UMS, pabelan-online.com – Bagi kelompok pendukung RUU P-KS, undang-undang ini dipandang akan menjadi solusi. Namun bagi kelompok yang menolak, undang-undang ini dianggap sebagai solusi yang bermasalah.
Usai perspektif aktivis dipaparkan Wijaya, peserta diskusi publik BEM Psikologi UMS semakin riuh dan bersemangat mendengarkan perspektif lain dari pembicara yang lain pula. Perspektif hukum diwakili Bambang Sukoco selaku Dosen Fakultas Hukum (FH) Universitas Muhammadiyah Surakarta (UMS).
Bambang tak memungkiri bahwa dalam suatu rancangan UU, pasti ada kepentingan-kepentingan, baik itu tersembunyi maupun terang-terangan. Dalam pembicaraannya, ia menuturkan, semua pihak sepakat mengatakan perlindungan perempuan merupakan hal yang sejalan dengan tujuan negara yaitu melindungi segenap bangsa dan seluruh tumpah darah.

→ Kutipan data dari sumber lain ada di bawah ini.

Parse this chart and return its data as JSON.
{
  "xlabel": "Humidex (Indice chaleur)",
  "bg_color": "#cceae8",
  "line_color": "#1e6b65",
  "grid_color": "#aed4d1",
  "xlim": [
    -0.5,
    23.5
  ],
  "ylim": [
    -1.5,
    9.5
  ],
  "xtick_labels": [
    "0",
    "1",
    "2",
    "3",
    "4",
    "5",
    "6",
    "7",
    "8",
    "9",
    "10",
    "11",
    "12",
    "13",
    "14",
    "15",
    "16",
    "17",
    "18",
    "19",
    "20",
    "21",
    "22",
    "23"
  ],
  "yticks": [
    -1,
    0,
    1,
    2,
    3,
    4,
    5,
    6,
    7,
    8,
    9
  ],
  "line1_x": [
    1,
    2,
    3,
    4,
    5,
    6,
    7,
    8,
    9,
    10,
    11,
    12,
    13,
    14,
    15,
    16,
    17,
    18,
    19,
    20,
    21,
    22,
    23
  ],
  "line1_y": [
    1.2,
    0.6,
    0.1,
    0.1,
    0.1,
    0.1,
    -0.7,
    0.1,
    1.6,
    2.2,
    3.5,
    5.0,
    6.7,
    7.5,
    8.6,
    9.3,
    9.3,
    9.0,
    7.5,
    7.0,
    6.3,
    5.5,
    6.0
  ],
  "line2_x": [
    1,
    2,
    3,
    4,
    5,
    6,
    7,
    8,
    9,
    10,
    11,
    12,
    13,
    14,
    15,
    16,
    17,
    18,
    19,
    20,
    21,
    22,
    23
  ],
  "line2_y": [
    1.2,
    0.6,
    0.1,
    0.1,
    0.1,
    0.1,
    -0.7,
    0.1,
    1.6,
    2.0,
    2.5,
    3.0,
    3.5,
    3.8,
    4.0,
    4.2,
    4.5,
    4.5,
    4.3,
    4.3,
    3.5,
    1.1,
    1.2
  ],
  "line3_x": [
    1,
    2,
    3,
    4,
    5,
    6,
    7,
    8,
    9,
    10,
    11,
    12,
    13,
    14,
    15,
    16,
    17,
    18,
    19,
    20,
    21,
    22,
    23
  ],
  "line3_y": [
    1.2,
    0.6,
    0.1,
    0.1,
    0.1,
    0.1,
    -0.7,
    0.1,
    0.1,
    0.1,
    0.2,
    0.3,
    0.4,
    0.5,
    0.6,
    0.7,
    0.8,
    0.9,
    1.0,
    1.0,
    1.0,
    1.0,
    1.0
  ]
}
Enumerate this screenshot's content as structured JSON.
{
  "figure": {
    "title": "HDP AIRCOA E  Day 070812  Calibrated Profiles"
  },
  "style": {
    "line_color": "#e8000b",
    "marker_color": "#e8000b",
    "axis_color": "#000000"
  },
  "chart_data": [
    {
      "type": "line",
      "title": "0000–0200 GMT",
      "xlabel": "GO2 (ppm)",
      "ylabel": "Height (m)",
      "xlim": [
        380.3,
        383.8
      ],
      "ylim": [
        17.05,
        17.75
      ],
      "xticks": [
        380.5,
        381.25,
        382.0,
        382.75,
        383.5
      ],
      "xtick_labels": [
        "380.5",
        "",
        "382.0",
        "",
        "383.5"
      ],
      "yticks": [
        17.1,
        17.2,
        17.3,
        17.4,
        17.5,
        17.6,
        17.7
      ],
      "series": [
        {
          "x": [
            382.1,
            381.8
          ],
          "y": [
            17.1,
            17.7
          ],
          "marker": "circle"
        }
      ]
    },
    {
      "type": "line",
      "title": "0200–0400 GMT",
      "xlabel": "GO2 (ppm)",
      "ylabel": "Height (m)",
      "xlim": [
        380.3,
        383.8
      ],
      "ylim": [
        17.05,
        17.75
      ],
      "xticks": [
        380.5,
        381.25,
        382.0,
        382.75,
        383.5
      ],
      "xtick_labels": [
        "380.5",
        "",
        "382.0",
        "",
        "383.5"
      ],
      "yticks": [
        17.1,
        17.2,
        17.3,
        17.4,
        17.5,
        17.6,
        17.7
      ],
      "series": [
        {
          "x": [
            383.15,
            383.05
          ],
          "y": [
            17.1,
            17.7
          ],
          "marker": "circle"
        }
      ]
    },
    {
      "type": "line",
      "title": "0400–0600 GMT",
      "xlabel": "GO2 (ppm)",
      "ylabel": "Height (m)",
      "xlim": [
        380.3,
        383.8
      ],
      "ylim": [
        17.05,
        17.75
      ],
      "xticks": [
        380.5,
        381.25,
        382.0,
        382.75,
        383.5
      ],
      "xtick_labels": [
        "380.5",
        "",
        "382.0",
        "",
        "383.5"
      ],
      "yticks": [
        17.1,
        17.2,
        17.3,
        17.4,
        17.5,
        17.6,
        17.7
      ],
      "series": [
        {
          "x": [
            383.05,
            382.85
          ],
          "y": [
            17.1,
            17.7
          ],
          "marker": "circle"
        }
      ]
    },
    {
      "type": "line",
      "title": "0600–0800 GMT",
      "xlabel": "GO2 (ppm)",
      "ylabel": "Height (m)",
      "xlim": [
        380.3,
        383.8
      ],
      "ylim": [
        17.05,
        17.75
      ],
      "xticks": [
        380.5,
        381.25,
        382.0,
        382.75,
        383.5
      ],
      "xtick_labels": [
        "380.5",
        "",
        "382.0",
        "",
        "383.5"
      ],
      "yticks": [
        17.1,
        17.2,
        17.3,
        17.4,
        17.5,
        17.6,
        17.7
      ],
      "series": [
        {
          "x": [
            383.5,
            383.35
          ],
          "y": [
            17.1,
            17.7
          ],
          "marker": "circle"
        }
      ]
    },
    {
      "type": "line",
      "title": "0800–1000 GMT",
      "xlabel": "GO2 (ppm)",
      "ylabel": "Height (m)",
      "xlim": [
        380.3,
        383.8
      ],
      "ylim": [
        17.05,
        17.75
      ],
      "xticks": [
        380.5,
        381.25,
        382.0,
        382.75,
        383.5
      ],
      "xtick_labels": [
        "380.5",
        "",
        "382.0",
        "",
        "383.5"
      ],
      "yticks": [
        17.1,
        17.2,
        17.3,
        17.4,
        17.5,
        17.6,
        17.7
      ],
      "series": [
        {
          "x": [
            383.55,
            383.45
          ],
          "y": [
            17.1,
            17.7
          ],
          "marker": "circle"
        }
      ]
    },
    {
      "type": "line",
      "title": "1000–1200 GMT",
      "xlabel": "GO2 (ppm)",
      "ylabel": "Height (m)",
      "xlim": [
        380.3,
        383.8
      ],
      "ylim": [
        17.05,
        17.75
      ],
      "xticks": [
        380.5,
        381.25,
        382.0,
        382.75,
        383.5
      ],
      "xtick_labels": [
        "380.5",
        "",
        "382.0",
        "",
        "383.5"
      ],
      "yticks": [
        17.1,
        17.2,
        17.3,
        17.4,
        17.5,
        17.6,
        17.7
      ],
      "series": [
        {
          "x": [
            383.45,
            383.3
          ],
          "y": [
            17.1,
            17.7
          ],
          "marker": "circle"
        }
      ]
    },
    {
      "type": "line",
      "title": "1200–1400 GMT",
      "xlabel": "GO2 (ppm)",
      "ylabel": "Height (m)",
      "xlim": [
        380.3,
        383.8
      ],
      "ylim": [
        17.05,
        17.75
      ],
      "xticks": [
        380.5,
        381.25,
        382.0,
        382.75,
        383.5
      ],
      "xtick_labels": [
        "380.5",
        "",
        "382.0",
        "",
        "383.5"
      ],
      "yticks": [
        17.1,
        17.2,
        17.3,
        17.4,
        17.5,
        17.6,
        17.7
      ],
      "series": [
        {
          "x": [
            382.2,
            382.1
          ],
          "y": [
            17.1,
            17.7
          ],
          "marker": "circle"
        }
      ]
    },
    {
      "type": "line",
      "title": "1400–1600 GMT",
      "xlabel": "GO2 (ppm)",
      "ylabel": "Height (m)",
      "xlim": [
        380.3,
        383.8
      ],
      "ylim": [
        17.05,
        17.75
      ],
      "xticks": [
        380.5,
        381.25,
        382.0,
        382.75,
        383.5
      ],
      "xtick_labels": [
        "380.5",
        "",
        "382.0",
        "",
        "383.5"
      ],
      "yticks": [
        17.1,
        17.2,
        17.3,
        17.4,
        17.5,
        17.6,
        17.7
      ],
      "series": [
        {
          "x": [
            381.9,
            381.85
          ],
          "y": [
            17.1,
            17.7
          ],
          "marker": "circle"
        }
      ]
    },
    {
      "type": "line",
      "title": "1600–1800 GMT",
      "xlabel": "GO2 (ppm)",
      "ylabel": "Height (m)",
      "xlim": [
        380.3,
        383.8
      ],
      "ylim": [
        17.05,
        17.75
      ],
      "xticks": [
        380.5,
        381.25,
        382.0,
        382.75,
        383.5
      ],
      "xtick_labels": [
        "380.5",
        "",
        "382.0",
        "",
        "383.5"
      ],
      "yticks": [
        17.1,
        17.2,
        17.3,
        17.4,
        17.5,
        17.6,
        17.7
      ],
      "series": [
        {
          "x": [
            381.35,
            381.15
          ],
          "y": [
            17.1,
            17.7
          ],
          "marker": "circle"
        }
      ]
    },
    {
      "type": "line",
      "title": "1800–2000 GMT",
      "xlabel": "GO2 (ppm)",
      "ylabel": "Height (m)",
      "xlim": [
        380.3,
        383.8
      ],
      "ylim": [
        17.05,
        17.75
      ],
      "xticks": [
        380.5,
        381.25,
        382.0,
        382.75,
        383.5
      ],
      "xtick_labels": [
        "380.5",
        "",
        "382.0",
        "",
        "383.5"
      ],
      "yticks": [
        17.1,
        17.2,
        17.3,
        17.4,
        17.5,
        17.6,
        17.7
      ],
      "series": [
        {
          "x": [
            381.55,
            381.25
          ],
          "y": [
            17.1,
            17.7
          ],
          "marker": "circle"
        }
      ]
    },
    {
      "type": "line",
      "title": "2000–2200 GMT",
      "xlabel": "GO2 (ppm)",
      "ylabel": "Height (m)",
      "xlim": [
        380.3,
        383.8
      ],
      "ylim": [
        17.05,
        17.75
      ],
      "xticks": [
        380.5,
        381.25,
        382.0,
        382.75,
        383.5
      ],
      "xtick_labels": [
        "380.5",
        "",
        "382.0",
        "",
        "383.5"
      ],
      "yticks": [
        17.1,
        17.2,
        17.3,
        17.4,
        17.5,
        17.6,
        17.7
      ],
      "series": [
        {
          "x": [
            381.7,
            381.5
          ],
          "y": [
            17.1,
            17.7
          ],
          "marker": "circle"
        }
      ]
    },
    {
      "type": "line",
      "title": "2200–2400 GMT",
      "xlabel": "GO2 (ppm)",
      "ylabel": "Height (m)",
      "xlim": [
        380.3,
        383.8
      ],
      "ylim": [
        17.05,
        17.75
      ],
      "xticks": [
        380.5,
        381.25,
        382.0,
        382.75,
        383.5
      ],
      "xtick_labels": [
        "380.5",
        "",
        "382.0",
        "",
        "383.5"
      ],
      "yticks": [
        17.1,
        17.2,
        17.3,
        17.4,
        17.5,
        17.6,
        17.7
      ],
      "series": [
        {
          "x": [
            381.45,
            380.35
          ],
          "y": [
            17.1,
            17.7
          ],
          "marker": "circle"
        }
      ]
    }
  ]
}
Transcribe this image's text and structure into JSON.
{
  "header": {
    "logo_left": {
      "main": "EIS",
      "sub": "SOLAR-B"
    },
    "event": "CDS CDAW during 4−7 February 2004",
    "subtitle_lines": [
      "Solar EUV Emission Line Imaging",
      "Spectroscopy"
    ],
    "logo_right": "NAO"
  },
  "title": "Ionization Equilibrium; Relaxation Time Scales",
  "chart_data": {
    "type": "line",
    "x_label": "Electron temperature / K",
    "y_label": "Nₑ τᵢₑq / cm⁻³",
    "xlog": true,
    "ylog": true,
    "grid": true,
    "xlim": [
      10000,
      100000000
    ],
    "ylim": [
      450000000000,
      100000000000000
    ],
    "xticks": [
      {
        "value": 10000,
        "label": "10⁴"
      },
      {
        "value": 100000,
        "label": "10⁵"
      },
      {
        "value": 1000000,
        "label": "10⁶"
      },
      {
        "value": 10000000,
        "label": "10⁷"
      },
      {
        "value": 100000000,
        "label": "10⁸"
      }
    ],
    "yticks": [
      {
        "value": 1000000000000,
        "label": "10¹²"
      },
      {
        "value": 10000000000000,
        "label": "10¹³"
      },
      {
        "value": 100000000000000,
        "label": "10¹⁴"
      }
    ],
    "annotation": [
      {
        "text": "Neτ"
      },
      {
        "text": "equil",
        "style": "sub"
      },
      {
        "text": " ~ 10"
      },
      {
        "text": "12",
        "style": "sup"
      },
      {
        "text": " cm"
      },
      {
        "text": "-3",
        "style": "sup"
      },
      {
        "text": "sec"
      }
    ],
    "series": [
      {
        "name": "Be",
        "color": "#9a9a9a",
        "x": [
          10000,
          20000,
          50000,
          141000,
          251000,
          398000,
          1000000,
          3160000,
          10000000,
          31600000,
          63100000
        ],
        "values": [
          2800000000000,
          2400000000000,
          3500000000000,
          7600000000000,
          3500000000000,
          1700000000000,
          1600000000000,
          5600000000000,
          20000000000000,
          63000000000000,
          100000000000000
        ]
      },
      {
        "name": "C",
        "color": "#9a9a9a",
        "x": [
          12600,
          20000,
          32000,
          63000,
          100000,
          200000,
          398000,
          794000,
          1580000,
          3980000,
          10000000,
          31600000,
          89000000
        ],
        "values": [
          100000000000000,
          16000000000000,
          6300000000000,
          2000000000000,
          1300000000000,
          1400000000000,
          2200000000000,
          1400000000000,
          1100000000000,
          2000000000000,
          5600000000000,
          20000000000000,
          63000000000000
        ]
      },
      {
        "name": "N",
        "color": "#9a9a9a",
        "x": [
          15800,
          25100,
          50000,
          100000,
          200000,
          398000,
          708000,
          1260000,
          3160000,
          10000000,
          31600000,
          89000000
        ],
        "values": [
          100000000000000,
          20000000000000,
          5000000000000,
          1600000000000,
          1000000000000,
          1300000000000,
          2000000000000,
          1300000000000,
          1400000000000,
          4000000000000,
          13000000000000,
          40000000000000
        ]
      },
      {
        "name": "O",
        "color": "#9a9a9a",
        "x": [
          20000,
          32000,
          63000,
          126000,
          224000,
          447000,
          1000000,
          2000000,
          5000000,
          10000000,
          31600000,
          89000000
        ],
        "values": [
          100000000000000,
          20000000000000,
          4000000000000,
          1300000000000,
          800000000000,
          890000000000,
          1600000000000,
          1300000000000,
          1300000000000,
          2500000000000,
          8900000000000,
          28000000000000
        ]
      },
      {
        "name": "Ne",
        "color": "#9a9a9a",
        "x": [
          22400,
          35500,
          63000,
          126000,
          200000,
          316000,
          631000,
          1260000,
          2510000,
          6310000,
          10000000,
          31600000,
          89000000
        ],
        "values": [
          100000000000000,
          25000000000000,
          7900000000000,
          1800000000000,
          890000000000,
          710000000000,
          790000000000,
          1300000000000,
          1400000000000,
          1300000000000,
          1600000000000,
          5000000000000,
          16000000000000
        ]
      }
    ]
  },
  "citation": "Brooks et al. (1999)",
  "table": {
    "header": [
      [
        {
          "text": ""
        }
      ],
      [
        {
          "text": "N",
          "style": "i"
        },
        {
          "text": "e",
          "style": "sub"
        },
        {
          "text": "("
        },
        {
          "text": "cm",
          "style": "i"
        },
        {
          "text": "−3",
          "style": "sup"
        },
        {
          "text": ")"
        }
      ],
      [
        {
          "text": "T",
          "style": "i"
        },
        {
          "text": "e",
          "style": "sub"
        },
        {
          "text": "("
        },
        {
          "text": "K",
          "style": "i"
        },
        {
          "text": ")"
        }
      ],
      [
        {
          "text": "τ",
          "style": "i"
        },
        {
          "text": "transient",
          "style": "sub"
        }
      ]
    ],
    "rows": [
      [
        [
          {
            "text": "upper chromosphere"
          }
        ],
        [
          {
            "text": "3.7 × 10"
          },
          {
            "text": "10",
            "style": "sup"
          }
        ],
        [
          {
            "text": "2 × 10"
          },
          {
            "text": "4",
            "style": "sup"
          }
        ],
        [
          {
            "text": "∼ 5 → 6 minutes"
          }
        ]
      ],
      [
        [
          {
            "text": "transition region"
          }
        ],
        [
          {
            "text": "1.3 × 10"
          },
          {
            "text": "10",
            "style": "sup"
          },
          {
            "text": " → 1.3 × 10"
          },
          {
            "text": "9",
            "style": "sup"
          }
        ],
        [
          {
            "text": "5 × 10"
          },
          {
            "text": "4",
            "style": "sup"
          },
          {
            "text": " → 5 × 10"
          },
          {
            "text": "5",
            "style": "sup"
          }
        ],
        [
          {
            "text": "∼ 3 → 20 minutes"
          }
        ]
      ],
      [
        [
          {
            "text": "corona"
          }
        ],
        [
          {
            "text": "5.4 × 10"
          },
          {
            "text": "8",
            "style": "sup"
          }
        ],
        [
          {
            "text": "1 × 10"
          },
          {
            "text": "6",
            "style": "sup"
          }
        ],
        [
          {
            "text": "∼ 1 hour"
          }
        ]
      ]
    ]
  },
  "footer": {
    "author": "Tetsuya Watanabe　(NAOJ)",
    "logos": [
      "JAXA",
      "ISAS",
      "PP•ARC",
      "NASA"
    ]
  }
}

Setiap bentuk kekerasan seksual merupakan kejahatan terhadap harkat dan martabat kemanusiaan yang menyalahi hak asasi setiap manusia. Terbebas dari segala bentuk kekerasan seksual, Bambang menyatakan perlunya perlindungan hukum oleh negara kepada setiap korban kekerasan seksual. “Memang perlu korban kekerasan seksual harus dilindungi negara,” tegasnya.
Namun Bambang menganggap sistem struktur dalam RUU P-KS cukup kacau, banyak terjadi tumpang tindih, baik secara istilah maupun substansi. Banyak pasal-pasal dalam RUU P-KS tersebut telah diicantumkan dalam UU Perkawinan, UU KDRT, serta UU Pornografi.
Baca Juga Menilik Pro dan Kontra RUU P-KS Melalui Perspektif Aktivis
“Seolah-olah RUU P-KS ini tidak sejalan dengan semangat kita untuk mengkodifikasi aturan hukum pidana menjadi satu KUHP,” tuturnya, Senin (23/09/2019).
Bambang melihat tidak adanya nilai-nilai agama dan budaya Indonesia yang dimasukan ke dalam rancangan undang-undang tersebut, terutama nilai-nilai agama. Padahal sila pertama dalam pancasila adalah Ketuhanan yang Maha Esa, dimana nilai agama merupakan kristalisasi dari budaya bangsa Indonesia.
Ia pun menganggap banyak sekali pasal-pasal yang implikasinya dapat menyebabkan kehebohan. “Asas yang digunakan dalam RUU P-KS, bisa dikatakan sudah cacat sejak dalam kandungan,” pungkasnya, Senin (23/09/2019).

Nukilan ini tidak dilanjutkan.